No dial motto has a proper flavour until its years exceed those of the American Republic. It must, at least, be seasoned by a century of winters, have slowly ripened beneath twice ten thousand summer and autumn suns. Its place should be known of the generations of butterflies and birds; the creeping and clinging mosses should be old, constant friends.Solar powered devices are modern sundials. Looking at the sun, drawing its energy like a flower. There are no motto's now. No reminders of mortality, just reminders of our 24*7 economy. Reminders of our need for electricity everywhere.
They are temporary. They will not last long enough to grow moss or lichen. They will be replaced, updated in our planned obsolescence culture.
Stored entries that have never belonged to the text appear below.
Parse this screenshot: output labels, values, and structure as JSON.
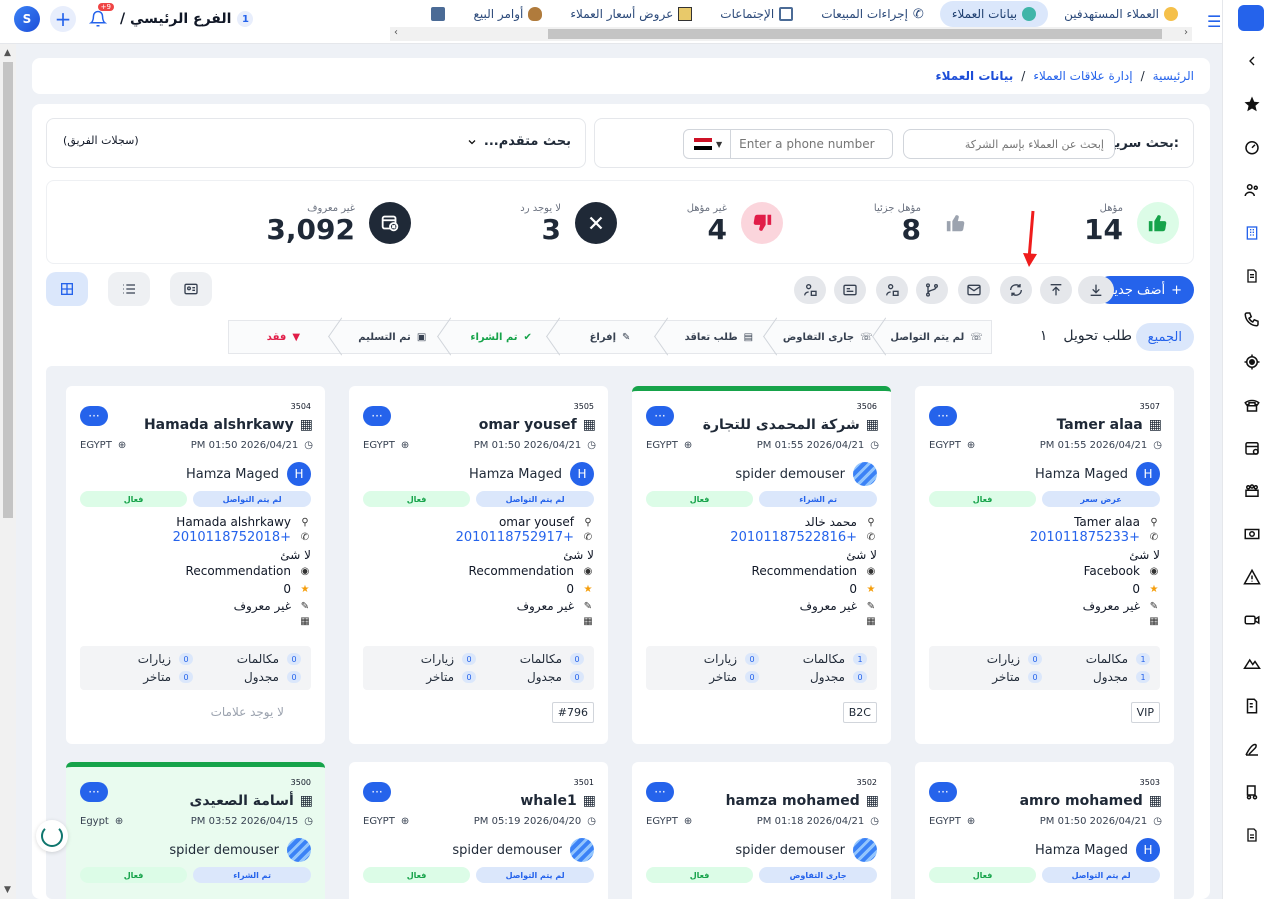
{
  "topbar": {
    "branch_num": "1",
    "branch_name": "الفرع الرئيسي /",
    "notif_count": "+9",
    "tabs": [
      {
        "label": "العملاء المستهدفين"
      },
      {
        "label": "بيانات العملاء"
      },
      {
        "label": "إجراءات المبيعات"
      },
      {
        "label": "الإجتماعات"
      },
      {
        "label": "عروض أسعار العملاء"
      },
      {
        "label": "أوامر البيع"
      }
    ]
  },
  "breadcrumb": {
    "home": "الرئيسية",
    "crm": "إدارة علاقات العملاء",
    "current": "بيانات العملاء",
    "sep": "/"
  },
  "search": {
    "label": "بحث سريع:",
    "company_placeholder": "إبحث عن العملاء بإسم الشركة",
    "phone_placeholder": "Enter a phone number",
    "advanced": "بحث متقدم...",
    "team": "(سجلات الفريق)"
  },
  "stats": {
    "qualified": {
      "label": "مؤهل",
      "value": "14"
    },
    "partial": {
      "label": "مؤهل جزئيا",
      "value": "8"
    },
    "unqualified": {
      "label": "غير مؤهل",
      "value": "4"
    },
    "noreply": {
      "label": "لا يوجد رد",
      "value": "3"
    },
    "unknown": {
      "label": "غير معروف",
      "value": "3,092"
    }
  },
  "toolbar": {
    "add_new": "أضف جديد"
  },
  "pipeline": {
    "all": "الجميع",
    "request": "طلب تحويل",
    "request_count": "١",
    "stages": [
      {
        "label": "لم يتم التواصل"
      },
      {
        "label": "جارى التفاوض"
      },
      {
        "label": "طلب تعاقد"
      },
      {
        "label": "إفراغ"
      },
      {
        "label": "تم الشراء"
      },
      {
        "label": "تم التسليم"
      },
      {
        "label": "فقد"
      }
    ]
  },
  "card_labels": {
    "calls": "مكالمات",
    "visits": "زيارات",
    "scheduled": "مجدول",
    "late": "متاخر",
    "no_notes": "لا يوجد علامات",
    "none": "لا شئ",
    "unknown": "غير معروف",
    "more": "···"
  },
  "cards": [
    {
      "id": "3507",
      "name": "Tamer alaa",
      "date": "2026/04/21 01:55 PM",
      "country": "EGYPT",
      "owner": "Hamza Maged",
      "owner_initial": "H",
      "stage": "عرض سعر",
      "status": "فعال",
      "contact": "Tamer alaa",
      "phone": "+201011875233",
      "source": "Facebook",
      "rating": "0",
      "calls": "1",
      "visits": "0",
      "scheduled": "1",
      "late": "0",
      "tag": "VIP"
    },
    {
      "id": "3506",
      "name": "شركة المحمدى للتجارة",
      "date": "2026/04/21 01:55 PM",
      "country": "EGYPT",
      "owner": "spider demouser",
      "owner_initial": "",
      "stage": "تم الشراء",
      "status": "فعال",
      "contact": "محمد خالد",
      "phone": "+201011875228​16",
      "source": "Recommendation",
      "rating": "0",
      "calls": "1",
      "visits": "0",
      "scheduled": "0",
      "late": "0",
      "tag": "B2C"
    },
    {
      "id": "3505",
      "name": "omar yousef",
      "date": "2026/04/21 01:50 PM",
      "country": "EGYPT",
      "owner": "Hamza Maged",
      "owner_initial": "H",
      "stage": "لم يتم التواصل",
      "status": "فعال",
      "contact": "omar yousef",
      "phone": "+201011875291​7",
      "source": "Recommendation",
      "rating": "0",
      "calls": "0",
      "visits": "0",
      "scheduled": "0",
      "late": "0",
      "tag": "#796"
    },
    {
      "id": "3504",
      "name": "Hamada alshrkawy",
      "date": "2026/04/21 01:50 PM",
      "country": "EGYPT",
      "owner": "Hamza Maged",
      "owner_initial": "H",
      "stage": "لم يتم التواصل",
      "status": "فعال",
      "contact": "Hamada alshrkawy",
      "phone": "+201011875201​8",
      "source": "Recommendation",
      "rating": "0",
      "calls": "0",
      "visits": "0",
      "scheduled": "0",
      "late": "0",
      "tag": ""
    },
    {
      "id": "3503",
      "name": "amro mohamed",
      "date": "2026/04/21 01:50 PM",
      "country": "EGYPT",
      "owner": "Hamza Maged",
      "owner_initial": "H",
      "stage": "لم يتم التواصل",
      "status": "فعال"
    },
    {
      "id": "3502",
      "name": "hamza mohamed",
      "date": "2026/04/21 01:18 PM",
      "country": "EGYPT",
      "owner": "spider demouser",
      "owner_initial": "",
      "stage": "جارى التفاوض",
      "status": "فعال"
    },
    {
      "id": "3501",
      "name": "whale1",
      "date": "2026/04/20 05:19 PM",
      "country": "EGYPT",
      "owner": "spider demouser",
      "owner_initial": "",
      "stage": "لم يتم التواصل",
      "status": "فعال"
    },
    {
      "id": "3500",
      "name": "أسامة الصعيدى",
      "date": "2026/04/15 03:52 PM",
      "country": "Egypt",
      "owner": "spider demouser",
      "owner_initial": "",
      "stage": "تم الشراء",
      "status": "فعال"
    }
  ],
  "colors": {
    "primary": "#2563eb",
    "green": "#16a34a",
    "red": "#e11d48",
    "dark": "#1f2937"
  }
}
It is charms like these which stimulate the motto-hunters to seek for the dial in village churchyards, near yew trees dark with the glooms of four hundred years, and in the lichened courts of ruined halls; in convents and in the green and flowery silences of ancient gardens.They are not romantic. But they are sympathetic. Machines that work for us, everywhere, all the time. Night has meaning for sundials. It has no meaning for battery powered sunflowers.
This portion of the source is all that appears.